Wednesday: Gerrit Cole vs. José Berríos, 7:05 PM ET
Cole will take the mound for his second start of the season, and boy would he like a redo on his first outing. Cole gave up three runs in the first inning, struggling mightily with his fastball command. In fairness, he righted the ship while giving up just one hit across his next three innings before being pulled after 68 pitches — right in line with cautious plan the Yankees have for their starter the first turn through the rotation. Cole finished 2021 at 16-8 in 30 starts, with a 3.23 ERA and 243 strikeouts in 181.1 innings, with a late-season hamstring injury likely costing him the AL Cy Young Award.
Berríos was the Blue Jays’ big trade deadline acquisition last season, with top prospects Austin Martin and Simeon Woods Richardson heading to Minnesota in return. Following the season, they inked him to a seven-year, $131 million extension, which seemed like a bargain considering he was the 14th-most valuable pitcher in baseball between 2017 and 2021. Like Cole, he looked shaky on Opening Day, giving up four runs in the first before getting yanked having only gotten a single out. However, his track record speaks for itself, as in 32 starts last season, Berríos went 12-9 with a 3.52 ERA and 204 strikeouts in 192 innings.
Thursday: Luis Severino vs. Kevin Gausman, 7:05 PM ET
Severino is set to make his second start of the season in the Thursday night series finale. He looked marvelous in his first start in over 900 days, with the two-run home run given up to Verdugo his lone mistake on the night. The fastball velocity and command was there, the changeup was moving all over the place, and he even busted out a new weapon: the cutter. Sevy went three innings giving up two runs with five strikeouts on 65 pitches, and it will be interesting to see where they set his pitch limit in his second start.
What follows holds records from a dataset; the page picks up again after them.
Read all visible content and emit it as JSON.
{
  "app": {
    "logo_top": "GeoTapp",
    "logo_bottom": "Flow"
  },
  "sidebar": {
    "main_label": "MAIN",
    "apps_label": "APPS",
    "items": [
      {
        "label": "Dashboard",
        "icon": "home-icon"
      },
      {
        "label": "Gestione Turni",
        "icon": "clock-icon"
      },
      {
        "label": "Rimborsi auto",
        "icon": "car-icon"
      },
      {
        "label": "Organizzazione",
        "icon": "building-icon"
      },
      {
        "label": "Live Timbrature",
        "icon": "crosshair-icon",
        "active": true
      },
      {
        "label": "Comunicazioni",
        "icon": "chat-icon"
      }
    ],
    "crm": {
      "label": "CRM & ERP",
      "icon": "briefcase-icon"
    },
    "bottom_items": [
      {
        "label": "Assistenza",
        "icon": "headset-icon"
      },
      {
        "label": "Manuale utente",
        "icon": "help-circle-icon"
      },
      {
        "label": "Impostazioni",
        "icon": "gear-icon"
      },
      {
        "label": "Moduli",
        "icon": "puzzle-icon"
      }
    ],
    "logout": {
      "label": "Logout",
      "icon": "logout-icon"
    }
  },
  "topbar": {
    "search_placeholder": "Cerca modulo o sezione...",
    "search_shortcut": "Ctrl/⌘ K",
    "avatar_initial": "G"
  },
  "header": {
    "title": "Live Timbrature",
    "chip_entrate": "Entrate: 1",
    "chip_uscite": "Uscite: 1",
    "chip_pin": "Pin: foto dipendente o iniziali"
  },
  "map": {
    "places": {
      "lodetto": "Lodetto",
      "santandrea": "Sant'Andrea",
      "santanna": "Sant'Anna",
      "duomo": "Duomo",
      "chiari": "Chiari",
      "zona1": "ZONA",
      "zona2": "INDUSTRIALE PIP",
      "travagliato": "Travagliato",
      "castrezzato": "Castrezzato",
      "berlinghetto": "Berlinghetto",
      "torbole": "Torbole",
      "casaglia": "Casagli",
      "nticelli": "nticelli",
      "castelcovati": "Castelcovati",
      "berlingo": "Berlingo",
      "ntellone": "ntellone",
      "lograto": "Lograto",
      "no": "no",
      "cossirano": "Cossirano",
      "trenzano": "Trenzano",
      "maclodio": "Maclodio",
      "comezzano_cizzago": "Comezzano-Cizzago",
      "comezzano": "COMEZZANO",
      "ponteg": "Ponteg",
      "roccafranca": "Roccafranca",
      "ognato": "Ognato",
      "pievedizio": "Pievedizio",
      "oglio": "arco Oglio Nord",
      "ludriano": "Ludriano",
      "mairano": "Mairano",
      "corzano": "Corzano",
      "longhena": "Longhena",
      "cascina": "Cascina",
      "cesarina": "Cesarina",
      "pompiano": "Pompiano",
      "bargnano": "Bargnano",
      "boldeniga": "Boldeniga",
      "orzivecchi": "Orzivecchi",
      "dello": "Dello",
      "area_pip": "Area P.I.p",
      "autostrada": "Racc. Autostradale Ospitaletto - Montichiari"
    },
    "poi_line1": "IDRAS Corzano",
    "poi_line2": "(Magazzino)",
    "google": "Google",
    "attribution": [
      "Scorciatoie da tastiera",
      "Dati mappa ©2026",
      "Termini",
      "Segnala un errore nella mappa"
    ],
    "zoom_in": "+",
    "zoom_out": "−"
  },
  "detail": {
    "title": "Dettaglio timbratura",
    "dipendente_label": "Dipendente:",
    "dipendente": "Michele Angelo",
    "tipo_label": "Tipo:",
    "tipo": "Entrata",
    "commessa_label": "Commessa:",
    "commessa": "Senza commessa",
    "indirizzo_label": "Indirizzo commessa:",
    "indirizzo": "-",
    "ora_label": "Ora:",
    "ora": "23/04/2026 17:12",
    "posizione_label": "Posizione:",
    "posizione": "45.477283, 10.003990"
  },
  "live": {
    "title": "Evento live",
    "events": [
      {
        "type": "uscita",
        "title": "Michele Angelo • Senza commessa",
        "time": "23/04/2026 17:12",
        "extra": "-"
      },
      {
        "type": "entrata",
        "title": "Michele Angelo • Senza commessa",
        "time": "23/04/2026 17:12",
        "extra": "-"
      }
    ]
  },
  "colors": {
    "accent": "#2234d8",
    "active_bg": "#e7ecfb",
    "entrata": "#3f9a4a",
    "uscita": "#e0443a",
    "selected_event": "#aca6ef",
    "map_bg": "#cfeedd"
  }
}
Robbie Ray was the beneficiary of Cole’s late-season slump, but the 2021 AL Cy Young Award winner now plies his trade in Seattle. Toronto always knew that would be a possibility, so they secured his replacement, Kevin Gausman, on a five-year, $110 million deal prior to the lockout. Gausman is a sixth-place NL Cy Young finisher in his own right, thanks in large part to his splitter, which Statcast graded as tied for the second-best pitch in baseball last season by their Run Value metric (-23 runs). He is plenty familiar with the Yankees from his Oriole days and was actually quite successful, with a 3.77 ERA and 97:34 strikeout to walk ratio in 24 games. Like Berríos, he had a rocky first start of the season, giving up three runs in five innings. However, the larger body of work — 14-6 in 33 starts in 2021 with a 2.81 ERA and 227 strikeouts in 192 innings — speaks to the top-end pitcher he’s become since leaving Baltimore.